Sameer Nigam, CEO de PhonePe
Une opportunité pour les fintech
À l'inverse, de nombreuses fintech indiennes pourraient tirer avantage d'un coup de frein imposé aux leaders, que ce soit en termes de recrutement de nouveaux utilisateurs ou de volume de transactions. Une limitation de la domination de PhonePe et Google Pay redistribuerait les cartes sur ce marché ultra-concurrentiel.
Un nouveau délai envisagé
Face à ces enjeux, le régulateur pencherait pour un nouveau report de la mise en place du plafond, voire un relèvement au-dessus des 40%. Initialement prévue pour janvier 2021, l'échéance a déjà été repoussée à 2023 puis 2025. Des négociations de dernière minute sont en cours avec les différentes parties prenantes.
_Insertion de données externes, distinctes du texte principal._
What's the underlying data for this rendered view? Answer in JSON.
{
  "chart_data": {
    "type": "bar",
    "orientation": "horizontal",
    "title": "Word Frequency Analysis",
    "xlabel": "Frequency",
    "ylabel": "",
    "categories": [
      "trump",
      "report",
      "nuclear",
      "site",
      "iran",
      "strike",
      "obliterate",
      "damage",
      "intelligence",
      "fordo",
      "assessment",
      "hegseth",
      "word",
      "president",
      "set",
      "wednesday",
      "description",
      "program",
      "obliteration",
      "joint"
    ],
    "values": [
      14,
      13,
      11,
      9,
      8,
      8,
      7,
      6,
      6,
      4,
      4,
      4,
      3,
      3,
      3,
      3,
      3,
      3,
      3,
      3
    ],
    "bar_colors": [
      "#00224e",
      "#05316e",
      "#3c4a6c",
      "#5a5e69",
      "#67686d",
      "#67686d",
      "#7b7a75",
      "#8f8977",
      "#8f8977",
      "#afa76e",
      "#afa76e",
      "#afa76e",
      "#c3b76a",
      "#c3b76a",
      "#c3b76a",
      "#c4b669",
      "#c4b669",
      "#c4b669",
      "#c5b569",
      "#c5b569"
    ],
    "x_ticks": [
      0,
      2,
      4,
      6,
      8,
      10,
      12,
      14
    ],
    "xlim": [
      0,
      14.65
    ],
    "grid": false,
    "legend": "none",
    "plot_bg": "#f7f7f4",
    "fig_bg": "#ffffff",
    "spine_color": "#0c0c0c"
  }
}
L'expérience utilisateur en question
Au-delà des considérations concurrentielles, c'est bien l'impact sur les utilisateurs finaux qui préoccupe. Imposer des limitations de parts de marché trop strictes pourrait dégrader l'expérience et l'adoption des paiements numériques, pourtant un axe stratégique du gouvernement de Narendra Modi dans sa marche vers une économie sans cash.
Un test pour la régulation des géants tech
Plus largement, le dossier UPI constitue un test pour la volonté de l'Inde de réguler les géants technologiques étrangers dans un marché clé pour leur croissance future. Outre Walmart et Google, des mastodontes comme Meta et Amazon ont massivement investi pour conquérir ce vivier de plus d'un milliard de consommateurs, jeunes et de plus en plus connectés.
En fixant des règles du jeu équilibrées sur le marché des paiements, le pays enverra un signal fort sur sa capacité à concilier l'attraction des investissements étrangers et la promotion d'un écosystème local dynamique et diversifié. Un défi de taille dont dépendra la maturité future de la fintech indienne.